La Cour s’est prononcée sur le cas de trois hommes de Dieu de l’église de réveil «Tabernacle de la montagne de la foi», à Oyem. Perpétuité pour deux et 20 ans de réclusion criminelle pour l’autre. Ils sont accusés d’avoir assassiné à des fins «fétichistes» une fidèle de 19 ans, en décembre 2015 à Oyem.

Une jeune fidèle de 19 ans a été assassinée à Oyem (image d’illustration). © Agence QMI

 

Agée de 19 ans et élève en classe de terminale dans un établissement scolaire d’Oyem, Laureska Maroundou Maganga était, selon les fidèles, un chantre très apprécié de l’église. Une église de réveil en construction, «Tabernacle de la montagne de la foi», où elle a été vue pour la dernière fois, un soir de début décembre 2015 vers 19h, lors des répétions des chantres. Tout commence donc ce soir-là.

Le pasteur principal de cette église, un sujet nigérian aux identités variantes, tantôt Chukwu Eméka, tantôt Georges Arugu, ou encore Georges Chukwu Eméka Arugu dit Elie pour les fidèles, soutenu par son adjoint de nationalité camerounaise Jude Sah et du responsable des chantres, Basile Mundie, tous en situation irrégulière au Gabon, auraient ce soir-là décidé de «supprimer la vie de la jeune fille».

La jeune fille n’a jamais regagné le domicile familial, après cette séance de chants. Inquiets de l’absence de leur fille, les parents entreprennent des recherches mais en vain. Se tournant vers les hommes de Dieu, ceux-ci leur rassurent que leur fille est «dans les mains d’un groupe d’amis et qu’à son retour, il faut tout simplement lui servir à manger».

Plus tard, le corps sans vie d’une jeune fille ligoté et dénudé est retrouvé dans une broussaille du quartier Grandes Endémies, dans le 2e arrondissement d’Oyem. C’était le 4 décembre 2015. Informée, la Police judiciaire (PJ) se rend sur les lieux et découvre la victime près d’un champ de manioc, avec des brûlures aux jambes et à l’œil droit. Dans sa bouche, un tissu violet assez enfui auquel était amarré un autre tissu noir. A côté d’elle, ses ballerines blanches.

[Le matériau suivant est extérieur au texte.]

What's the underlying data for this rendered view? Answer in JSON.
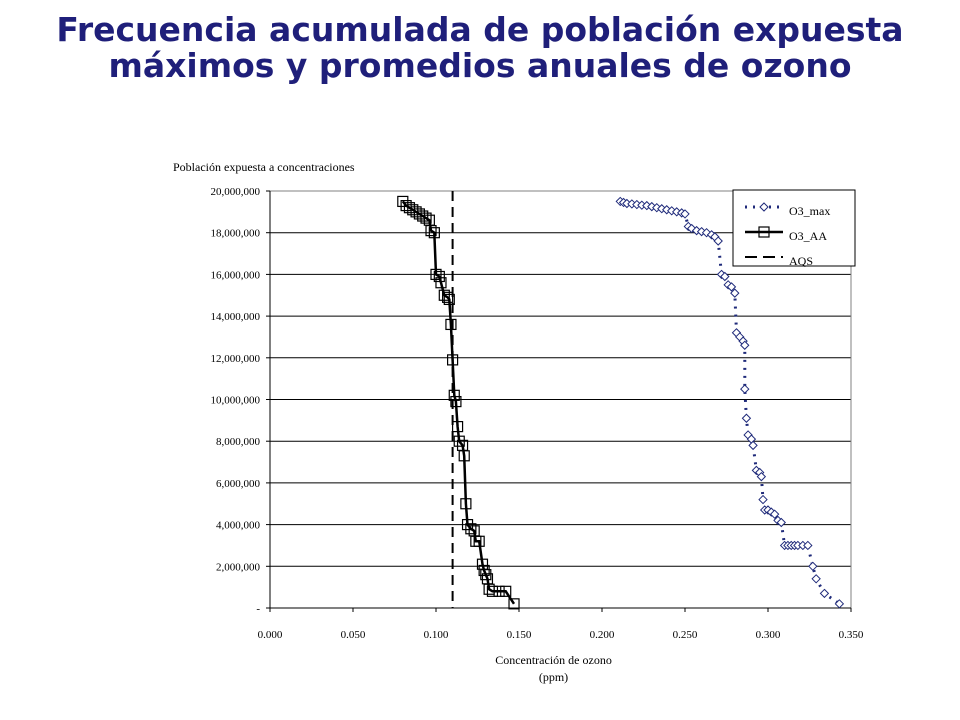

La PJ engage des investigations et découvre que la victime était chantre à «Tabernacle de la montagne de la foi» où elle a été vue pour la dernière fois. Elle interpelle alors le trio «ecclésiastique» pour le besoin de l’enquête. Si Basile Mundie reconnaît les faits, le pasteur Elie et son adjoint Jude Sah nient toute responsabilité dans la mort du chantre Laureska Maroundou. Les trois seront tout de même placés sous mandat de dépôt et leur dossier aboutira à la Cour criminelle.

Des révélations inouïes

A la barre, le 18 janvier, lors de la session criminelle 2019, Basile Mundie reviens sur ses aveux et nie les faits comme ses deux compères. Pour la manifestation de la vérité, le procureur général Eddy Minang, le président de séance Alain Roch Ndanga et les membres de la Cour vont interroger une vingtaine de témoins qui feront des révélations insoutenables. La broussaille dans laquelle a été retrouvé le corps de Laureska Maroundou Maganga était non loin du site de construction de l’église et à proximité de l’endroit où Georges Chukwu Eméka Arugu s’était retiré pour une retraite spirituelle. Les témoins soutiennent aussi qu’il s’agissait du 2e fait similaire, dans les mêmes circonstances.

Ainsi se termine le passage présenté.